The most common reusable bags available at grocery checkout counters for $1-2 are still made from plastics like woven and nonwoven polypropylene, nylon, and PET. These plastic bags cannot be recycled and require substantially more reuses to offset their environmental impact.

Reuse is driven by consumer behavior, not inherent qualities of various bags. Any product, regardless of design, used in an unsustainable fashion is an unsustainable product. Research shows that plastic retail bags only require one reuse to offset their environmental impact, whereas cotton totes can require as many as 20,000 reuses—that’s every day for 55 years.

Reusable bags made from plastic film, which are scientifically tested to withstand 125 reuses and can be recycled at any time in their lifespan. Reusable bags made of any other plastic and those with stitched handles cannot be recycled.

Research has found that 97% of consumers admit to never washing their reusable bags. In the same study, 99% of bags tested were found to harbor dangerous pathogens like E. coli, K. pneumoniae, and Serratia ficaria. When these pathogens are transferred to food, consumers can and have gotten sick.

Sustainability & Environmental Impact

In 2020, recognizing that sustainable businesses required a sustainable product and a sustainable industry, ARPBA members adopted our sustainability commitment. The commitment includes, among other goals, benchmarks to increase the amount of recycled content in the industry’s products by 2025 and improve recycling rates through research, innovation, and education.

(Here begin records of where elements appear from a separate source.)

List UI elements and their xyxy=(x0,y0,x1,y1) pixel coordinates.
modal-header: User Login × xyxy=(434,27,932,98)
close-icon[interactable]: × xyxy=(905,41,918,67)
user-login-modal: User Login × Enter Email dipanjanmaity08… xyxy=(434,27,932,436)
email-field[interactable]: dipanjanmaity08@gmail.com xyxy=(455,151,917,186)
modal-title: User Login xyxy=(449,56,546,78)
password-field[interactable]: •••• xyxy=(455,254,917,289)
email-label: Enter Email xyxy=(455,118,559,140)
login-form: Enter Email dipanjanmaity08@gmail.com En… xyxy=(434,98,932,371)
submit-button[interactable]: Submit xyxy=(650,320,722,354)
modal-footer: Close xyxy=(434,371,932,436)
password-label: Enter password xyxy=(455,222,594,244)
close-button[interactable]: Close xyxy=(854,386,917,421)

Every product that consumers rely on has environmental impacts, much of which is already “baked in” to the product. Lifecycle assessments of carryout bags have consistently found that when properly disposed of, the plastic retail bag is the option with the smallest environmental impact. Other types of bags require substantially more reuses to offset their greater, respective impacts. Learn more about various bags here.

As part of our sustainability commitment, ARPBA supports innovative approaches to promoting better recycling education and has partnered with retailers for years to establish a convenient network of store takeback bins for plastic bags and films. These bins, usually located near the front of the store, provide an end-life for your bags and other stretchy plastic film products from home goods.

According to the EPA, “plastic bags and sacks” account for 0.3% of municipal solid waste. While plastic retail bags are a fraction of this number, other research reveals that more than 77% of plastic retail bags entering landfills arrive contaminated, i.e. reused for household tasks prior to proper disposal.

For the industry, even one bag in the environment is one too many. However, litter survey data reveal that plastic bags do not account for significant portions of items collected during clean-up events. Keep America Beautiful’ s nationwide litter survey of roadways and waterways found that plastic retail bags accounted for just 0.6% of items collected at clean-ups on roadways and waterways.

Data from the Ocean Conservancy reveals that plastic retail bags make up a similarly minuscule portion of items collected at beach clean-ups, around 1%. Other research shows that 95% of river-based, ocean-bound plastic originates from 10 river systems in Asia and Africa, while improperly discarded fishing nets and gear account for the majority of plastic accumulating in ocean gyres.